Food basket to floodway: the story of Awapuni Lagoon and Mangaone Stream

A few months ago, I posted the story, The city of hidden lagoons: Palmerston (of the north), which explored the watery history of the Manawatu city of Palmerston North, where I grew up. In particular, the post told a little of the story of the long-forgotten Awapuni Lagoon, which once lay in the south-west corner of the city. This post will add to that story, with the history of the Mangaone Stream, which fed into the Manawatu River in the same area of the lagoon. Both the Lagoon and the stream were an important source of eels and a bird harvest area for the Rangitane. The stream was also an access route to settlements further inland from the Manawatu River. Perhaps it was for these reasons that Rangitane chose to establish a small village there, on the northern side of the lagoon (adjacent to the present Pioneer Highway). The village was known as Awapuni, and was established about 1866. A meeting house named “Kikiwhenua” was built at this village in 1883, when Tawhiao (the Maori King) first visited Manawatu. This house was in use until 1925, when it was destroyed by fire.

Subsequent to European settlement of the area, the stream was modified significantly to manage drainage and prevent flooding, leading ultimately to the destruction of the lagoon. A major stream diversion in 1907 redirected the Mangaone into the Awapuni Lagoon and drained the lagoon directly into the river, thereby destroying an important fishery and recreational asset.

In her book, published in 1954, recounting life in Palmerston North in the 1880s and 1890s, Charlotte Warburton describes the lagoon, and its gradual (but irrevocable) degradation:

“Awapuni Lake, fringed with bush, all the lovely foliage of ferns and trees, down to the water’s edge, was a fine place for canoeing, it was so sheltered and calm. Many native and imported birds were to be seen… The native grey duck were plentiful there also, they could have been seen, sometimes making rapid flight across the water, making a curious whistling sound which is characteristic of them.

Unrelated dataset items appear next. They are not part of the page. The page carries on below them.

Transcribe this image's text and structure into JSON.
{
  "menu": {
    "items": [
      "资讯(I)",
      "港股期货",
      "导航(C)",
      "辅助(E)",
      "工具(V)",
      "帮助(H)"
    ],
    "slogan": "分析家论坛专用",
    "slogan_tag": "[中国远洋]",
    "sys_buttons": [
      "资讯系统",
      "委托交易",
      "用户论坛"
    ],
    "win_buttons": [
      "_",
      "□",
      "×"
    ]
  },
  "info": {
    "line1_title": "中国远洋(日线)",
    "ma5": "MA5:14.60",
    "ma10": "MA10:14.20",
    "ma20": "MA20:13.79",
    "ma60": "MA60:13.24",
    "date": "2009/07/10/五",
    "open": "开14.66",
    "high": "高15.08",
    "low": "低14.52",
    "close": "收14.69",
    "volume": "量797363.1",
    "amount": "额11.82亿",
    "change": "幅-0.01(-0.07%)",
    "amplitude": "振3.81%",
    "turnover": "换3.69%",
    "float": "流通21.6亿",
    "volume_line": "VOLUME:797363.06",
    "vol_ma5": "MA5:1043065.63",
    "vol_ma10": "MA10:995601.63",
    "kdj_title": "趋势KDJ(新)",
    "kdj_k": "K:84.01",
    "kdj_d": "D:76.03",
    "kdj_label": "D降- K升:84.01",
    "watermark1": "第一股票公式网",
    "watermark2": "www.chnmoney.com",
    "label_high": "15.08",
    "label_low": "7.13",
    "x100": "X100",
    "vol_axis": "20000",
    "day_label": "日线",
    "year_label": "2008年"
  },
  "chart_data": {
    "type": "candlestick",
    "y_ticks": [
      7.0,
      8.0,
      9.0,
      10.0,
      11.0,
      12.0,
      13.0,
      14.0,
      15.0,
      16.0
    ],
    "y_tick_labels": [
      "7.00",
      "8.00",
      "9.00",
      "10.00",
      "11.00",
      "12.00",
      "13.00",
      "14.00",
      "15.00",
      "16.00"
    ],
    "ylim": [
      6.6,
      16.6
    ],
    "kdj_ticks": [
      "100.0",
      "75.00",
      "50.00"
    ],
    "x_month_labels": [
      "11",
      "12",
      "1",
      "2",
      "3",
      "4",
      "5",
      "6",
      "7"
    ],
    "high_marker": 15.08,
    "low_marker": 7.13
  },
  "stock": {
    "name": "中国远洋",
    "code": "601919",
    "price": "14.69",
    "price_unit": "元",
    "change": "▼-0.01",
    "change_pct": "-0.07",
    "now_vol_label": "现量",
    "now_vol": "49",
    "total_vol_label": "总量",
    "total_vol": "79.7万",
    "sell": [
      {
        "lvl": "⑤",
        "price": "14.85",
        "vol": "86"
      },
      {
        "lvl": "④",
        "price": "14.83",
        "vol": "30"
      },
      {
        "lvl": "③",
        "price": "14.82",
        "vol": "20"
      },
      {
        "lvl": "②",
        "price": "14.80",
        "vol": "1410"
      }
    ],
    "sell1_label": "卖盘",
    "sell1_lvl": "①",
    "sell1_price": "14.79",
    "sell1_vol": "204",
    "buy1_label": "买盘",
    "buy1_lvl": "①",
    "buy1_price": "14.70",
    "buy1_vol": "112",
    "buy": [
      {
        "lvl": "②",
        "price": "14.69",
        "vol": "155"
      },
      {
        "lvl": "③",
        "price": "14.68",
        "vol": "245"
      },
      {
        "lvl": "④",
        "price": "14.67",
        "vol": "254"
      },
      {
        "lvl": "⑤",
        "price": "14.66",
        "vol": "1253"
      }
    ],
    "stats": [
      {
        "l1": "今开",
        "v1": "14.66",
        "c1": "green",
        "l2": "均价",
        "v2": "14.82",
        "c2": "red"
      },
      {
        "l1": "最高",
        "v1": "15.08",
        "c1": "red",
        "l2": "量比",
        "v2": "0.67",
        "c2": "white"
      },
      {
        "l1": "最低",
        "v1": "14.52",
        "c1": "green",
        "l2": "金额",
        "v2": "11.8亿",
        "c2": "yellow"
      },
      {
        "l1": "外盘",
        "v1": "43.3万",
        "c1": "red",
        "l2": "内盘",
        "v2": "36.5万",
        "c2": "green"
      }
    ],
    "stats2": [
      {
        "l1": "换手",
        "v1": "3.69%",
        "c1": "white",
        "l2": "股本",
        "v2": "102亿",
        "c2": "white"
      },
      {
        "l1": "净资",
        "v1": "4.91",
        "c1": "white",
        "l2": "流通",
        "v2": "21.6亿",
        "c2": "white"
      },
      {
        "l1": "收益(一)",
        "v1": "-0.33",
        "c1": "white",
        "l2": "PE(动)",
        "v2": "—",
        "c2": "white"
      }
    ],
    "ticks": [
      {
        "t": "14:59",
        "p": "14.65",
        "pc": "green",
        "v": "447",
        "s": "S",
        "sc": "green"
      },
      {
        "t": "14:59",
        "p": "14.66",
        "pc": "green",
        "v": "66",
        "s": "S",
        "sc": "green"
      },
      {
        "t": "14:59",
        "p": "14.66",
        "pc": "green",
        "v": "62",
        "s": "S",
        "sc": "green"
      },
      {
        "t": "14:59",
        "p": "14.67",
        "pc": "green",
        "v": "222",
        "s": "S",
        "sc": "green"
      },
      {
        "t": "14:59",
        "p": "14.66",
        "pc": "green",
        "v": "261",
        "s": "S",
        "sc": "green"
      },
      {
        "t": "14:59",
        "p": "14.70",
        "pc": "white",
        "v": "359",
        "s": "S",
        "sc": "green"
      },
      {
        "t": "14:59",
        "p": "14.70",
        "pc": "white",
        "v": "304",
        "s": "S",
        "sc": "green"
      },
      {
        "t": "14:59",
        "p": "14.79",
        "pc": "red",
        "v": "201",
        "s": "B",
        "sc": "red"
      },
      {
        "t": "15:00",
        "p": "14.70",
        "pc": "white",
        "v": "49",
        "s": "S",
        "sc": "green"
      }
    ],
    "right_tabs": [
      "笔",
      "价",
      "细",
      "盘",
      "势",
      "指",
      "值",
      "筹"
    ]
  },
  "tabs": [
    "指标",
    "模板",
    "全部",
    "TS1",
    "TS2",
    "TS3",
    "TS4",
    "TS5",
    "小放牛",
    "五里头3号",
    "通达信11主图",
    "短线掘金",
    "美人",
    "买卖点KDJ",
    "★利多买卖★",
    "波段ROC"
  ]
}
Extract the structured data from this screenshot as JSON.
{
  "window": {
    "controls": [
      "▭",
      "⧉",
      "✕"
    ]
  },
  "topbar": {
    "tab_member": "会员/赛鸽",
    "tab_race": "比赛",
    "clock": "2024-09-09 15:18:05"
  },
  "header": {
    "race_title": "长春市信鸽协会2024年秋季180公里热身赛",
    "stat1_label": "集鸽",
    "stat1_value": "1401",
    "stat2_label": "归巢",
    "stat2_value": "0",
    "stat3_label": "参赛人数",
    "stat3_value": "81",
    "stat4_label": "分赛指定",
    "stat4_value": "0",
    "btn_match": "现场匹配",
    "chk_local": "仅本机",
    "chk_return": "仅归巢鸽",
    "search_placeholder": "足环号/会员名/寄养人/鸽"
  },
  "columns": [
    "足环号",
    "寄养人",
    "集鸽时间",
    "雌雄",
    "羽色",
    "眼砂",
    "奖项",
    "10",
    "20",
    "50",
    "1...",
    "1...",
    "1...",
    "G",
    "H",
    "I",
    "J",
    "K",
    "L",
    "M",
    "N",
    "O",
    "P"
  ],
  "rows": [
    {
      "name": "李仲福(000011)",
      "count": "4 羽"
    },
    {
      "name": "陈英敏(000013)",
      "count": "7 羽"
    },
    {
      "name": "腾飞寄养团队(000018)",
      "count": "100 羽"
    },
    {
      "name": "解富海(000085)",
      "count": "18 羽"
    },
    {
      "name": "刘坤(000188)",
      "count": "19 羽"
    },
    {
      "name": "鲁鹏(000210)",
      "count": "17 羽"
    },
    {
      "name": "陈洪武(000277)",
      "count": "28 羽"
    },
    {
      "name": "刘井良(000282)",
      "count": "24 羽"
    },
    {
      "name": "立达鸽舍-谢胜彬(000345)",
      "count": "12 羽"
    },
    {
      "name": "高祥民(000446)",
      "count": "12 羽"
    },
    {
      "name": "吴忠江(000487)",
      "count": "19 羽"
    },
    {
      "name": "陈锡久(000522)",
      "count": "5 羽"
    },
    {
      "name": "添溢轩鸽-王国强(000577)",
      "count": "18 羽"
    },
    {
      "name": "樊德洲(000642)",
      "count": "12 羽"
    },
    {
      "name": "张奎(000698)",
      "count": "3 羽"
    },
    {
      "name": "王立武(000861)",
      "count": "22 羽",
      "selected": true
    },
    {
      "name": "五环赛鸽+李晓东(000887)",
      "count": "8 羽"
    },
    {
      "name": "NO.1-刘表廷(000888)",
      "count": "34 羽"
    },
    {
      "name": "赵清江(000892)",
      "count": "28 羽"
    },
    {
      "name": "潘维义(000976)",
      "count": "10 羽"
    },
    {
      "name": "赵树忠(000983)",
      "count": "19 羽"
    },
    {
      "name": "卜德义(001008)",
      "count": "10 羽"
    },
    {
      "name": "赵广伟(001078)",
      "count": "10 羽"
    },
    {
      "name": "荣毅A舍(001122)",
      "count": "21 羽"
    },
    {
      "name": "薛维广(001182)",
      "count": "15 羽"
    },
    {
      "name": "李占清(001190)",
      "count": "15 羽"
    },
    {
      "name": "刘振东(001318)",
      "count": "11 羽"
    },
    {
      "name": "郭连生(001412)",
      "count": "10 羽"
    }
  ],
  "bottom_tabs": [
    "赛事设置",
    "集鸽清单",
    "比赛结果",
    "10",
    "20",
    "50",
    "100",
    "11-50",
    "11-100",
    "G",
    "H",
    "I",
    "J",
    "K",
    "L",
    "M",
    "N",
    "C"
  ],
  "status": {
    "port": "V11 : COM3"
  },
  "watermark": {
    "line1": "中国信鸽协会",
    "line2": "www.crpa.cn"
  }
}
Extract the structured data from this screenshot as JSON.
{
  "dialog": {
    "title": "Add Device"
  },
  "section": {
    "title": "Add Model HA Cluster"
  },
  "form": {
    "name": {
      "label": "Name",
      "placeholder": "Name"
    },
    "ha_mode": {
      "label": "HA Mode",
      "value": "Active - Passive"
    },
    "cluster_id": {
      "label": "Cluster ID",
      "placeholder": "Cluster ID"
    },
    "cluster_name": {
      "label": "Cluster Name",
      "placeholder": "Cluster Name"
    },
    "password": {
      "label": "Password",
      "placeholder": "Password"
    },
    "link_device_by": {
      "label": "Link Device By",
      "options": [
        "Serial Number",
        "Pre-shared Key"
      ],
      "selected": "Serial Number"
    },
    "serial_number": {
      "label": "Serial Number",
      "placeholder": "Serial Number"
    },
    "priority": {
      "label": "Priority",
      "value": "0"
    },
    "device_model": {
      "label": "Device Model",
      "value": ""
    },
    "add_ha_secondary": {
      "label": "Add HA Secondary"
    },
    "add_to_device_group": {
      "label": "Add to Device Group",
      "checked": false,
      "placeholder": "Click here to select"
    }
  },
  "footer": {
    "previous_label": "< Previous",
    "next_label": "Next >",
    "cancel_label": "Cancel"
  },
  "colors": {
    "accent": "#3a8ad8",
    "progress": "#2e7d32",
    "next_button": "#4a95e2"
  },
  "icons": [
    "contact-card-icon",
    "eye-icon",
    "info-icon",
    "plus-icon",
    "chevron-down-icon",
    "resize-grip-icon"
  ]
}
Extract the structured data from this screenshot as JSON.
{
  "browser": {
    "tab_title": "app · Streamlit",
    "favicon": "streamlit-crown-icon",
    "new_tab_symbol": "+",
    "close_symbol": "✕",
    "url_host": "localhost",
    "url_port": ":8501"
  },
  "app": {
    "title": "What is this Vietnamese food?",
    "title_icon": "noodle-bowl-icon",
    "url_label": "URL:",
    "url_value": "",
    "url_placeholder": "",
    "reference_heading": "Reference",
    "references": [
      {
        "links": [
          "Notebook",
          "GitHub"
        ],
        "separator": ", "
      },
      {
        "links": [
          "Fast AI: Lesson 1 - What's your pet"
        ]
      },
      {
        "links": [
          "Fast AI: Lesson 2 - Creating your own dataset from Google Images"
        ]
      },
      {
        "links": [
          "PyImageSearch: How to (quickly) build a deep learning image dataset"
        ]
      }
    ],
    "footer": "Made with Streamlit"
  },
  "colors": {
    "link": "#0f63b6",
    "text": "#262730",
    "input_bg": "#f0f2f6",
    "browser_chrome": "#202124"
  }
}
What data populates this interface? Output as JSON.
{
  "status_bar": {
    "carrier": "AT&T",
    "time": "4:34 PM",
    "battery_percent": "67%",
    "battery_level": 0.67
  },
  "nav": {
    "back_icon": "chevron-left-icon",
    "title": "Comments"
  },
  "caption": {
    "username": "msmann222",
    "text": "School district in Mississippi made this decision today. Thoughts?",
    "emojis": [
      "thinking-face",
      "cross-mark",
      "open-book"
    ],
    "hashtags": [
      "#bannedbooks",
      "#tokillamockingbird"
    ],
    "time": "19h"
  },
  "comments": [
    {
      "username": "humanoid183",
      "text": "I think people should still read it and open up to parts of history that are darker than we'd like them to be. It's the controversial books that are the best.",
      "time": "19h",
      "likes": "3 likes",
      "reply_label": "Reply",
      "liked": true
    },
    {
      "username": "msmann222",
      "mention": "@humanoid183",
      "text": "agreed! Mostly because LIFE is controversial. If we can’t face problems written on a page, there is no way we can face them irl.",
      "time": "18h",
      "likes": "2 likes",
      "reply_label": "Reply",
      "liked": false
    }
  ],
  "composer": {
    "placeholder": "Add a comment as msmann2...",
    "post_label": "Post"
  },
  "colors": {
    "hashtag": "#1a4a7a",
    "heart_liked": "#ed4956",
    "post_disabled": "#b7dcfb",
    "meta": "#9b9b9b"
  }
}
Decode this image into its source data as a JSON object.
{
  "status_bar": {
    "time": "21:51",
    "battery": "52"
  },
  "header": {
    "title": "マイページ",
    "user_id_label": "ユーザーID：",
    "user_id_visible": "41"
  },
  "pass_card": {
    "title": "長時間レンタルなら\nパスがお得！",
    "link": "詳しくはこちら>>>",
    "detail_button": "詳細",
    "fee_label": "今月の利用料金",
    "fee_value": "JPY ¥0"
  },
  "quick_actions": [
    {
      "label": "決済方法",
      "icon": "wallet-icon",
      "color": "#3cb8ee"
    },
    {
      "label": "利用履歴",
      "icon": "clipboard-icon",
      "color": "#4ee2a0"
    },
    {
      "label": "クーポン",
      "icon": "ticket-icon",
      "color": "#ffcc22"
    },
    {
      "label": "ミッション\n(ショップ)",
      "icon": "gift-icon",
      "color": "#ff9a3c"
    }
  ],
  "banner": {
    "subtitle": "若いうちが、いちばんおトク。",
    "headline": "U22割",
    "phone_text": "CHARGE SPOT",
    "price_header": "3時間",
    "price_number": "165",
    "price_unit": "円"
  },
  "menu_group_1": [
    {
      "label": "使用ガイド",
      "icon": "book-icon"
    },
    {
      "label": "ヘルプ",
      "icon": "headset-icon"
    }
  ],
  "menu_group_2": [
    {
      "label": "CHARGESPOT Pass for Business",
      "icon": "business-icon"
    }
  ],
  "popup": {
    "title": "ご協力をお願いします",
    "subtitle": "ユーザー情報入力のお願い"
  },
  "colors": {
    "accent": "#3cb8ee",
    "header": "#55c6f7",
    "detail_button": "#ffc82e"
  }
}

This lake has unfortunately become silted up from a deep cut that was made into it, so it is much smaller and the bush trees having long ago become very depleted, it has lost its beauty and is not so interesting.”

Even today, a distinct depression in the ground marks the site, which functions as a ponding area for the city’s stormwater during times of high rain-fall.

See also: The city of hidden lagoons: Palmerston (of the north)

Photo top left: A group canoeing at Awapuni Lagoon in 1890 (Photo: G. W. Shailer). Palmerston North City Library, digitisation ID no.: 2007N_Awa2_A-E_0297. Middle: The Awapuni Lagoon 1881. Written in pencil on the old print are the words: “Awapuni Lagoon 1881. Returning to Pah from Waldegraves”. Note the old wharepuni (principal house of a village) on the right, part of the Awapuni Maori settlement between the Foxton to Palmerston North Road and the northern bank of the Lagoon. The people in the canoe are probably the Mr and Mrs W H Luxford and daughter. Palmerston North City Library, digitisation ID no.: 2007N_Awa1_EPN_0252. Above: Mangaone Stream today, taken from the site of the interpretative sign at Pioneer Highway, showing a depression where the lagoon once was (Photo: C. Knight).

Sources: Interpretive signs at the entrance to the Mangaone Stream walk at Pioneer Highway (where the photo was taken). Notes on the Maori History of Palmerston North (1986), by Ian Matheson, Palmerston North City Archivist. Digitisation ID no.: 2007Pa_A75-8-4_HIS_0539.

2 thoughts on “Food basket to floodway: the story of Awapuni Lagoon and Mangaone Stream

  1. envirohistorynz November 5, 2011 / 3:49 pm

    Thank you to the Palmerston North City Council staff member who alerted me to the interpretative sign recently erected at the former site of the lagoon. Nothing will undo the history that destroyed this lagoon and degraded the stream that flowed by it, nor the undermining of the relationship between the Rangitane people and these waterways. However, the marking of this site and the acknowledgement of this history, in a way that is accessible to all, is a first step towards understanding our environmental past, and hopefully, learning from it.

  2. Daniel Collins November 14, 2011 / 7:32 pm

    Your hydrological history is much appreciated.